The arena was set up for about 15,000 seats, and all the tickets were distributed for shows on Tuesday and Wednesday. Parking and soft drinks were free and other items were discounted as sponsors chipped in to offset the costs.
Leno has done other shows of this kind in Las Vegas and Pennsylvania.
Detroit was hard hit by the auto industry's troubles and crumbling housing prices even before the latest economic downturn that has pushed U.S. unemployment to 25-year highs.
Michigan's unemployment rate was 12 percent in February, compared with what was a 25-year high 8.1 percent U.S. rate. Rates are much higher in some areas. In Detroit, the jobless rate hit an unadjusted 22.8 percent in February.
Leno's show was planned long before President Barack Obama rejected turnaround plans from General Motors Corp and Chrysler at the end of March.

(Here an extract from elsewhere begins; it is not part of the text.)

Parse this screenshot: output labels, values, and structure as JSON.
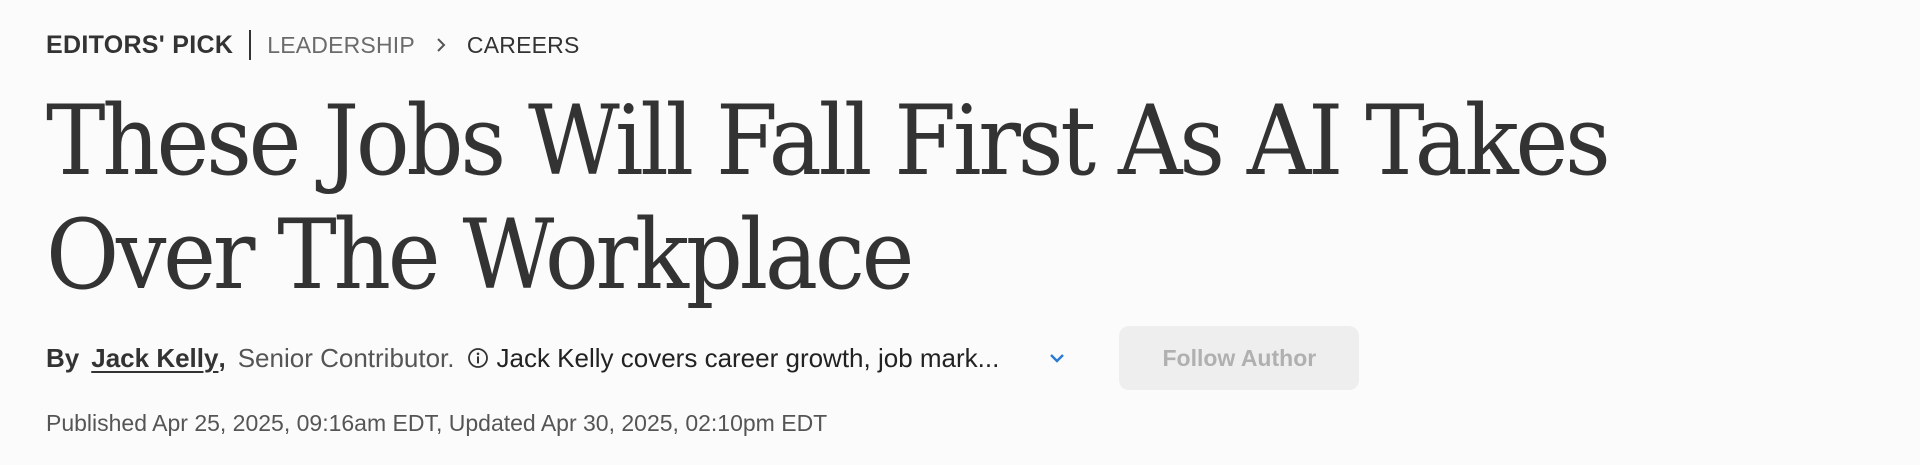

Obama's autos task force forced out GM Chief Executive Rick Wagoner, told GM to cut deeper and move faster, and ordered Chrysler, 80 percent controlled by Cerberus Capital Management, to consummate a merger with Italy's Fiat SpA within a month.
"I think you will see a new resurgence," Leno told reporters. "I think you will see these companies coming back. It's not new. These companies have been in trouble before."
He said he added a new Chevrolet Corvette and a new Dodge Challenger muscle car to his collection this year. He also said the new Ford Motor Co Shelby "looks pretty nice."
The comedian has not hesitated to direct barbs at U.S. automakers for "bad cars" produced in the past, but said engineering, handling and braking on recent cars demonstrated quality. He does not favor 'buy American' type pledges.
"I think you should buy it because you want to and because it is as good a product," Leno said. "I don't think you should buy it because you feel sorry for some situation."
Thousands of fans waited patiently to see the show, which Leno said was aimed at cheering up anyone down on their luck.
"We are just here for a very good time," said Al Held, who made the trip to Michigan from Indianapolis and said that business was down dramatically in recent months.
"It is just a chance to forget about that for a couple of hours, and freeze," he said as he waited outside the arena.
A.J. Frantz of Mount Clemens said he just wanted to get back to driving a truck. "No matter how hard it gets, I'm going to stay right here in Michigan," he said. "I'm a pure 100 percent optimist, you've got to love life."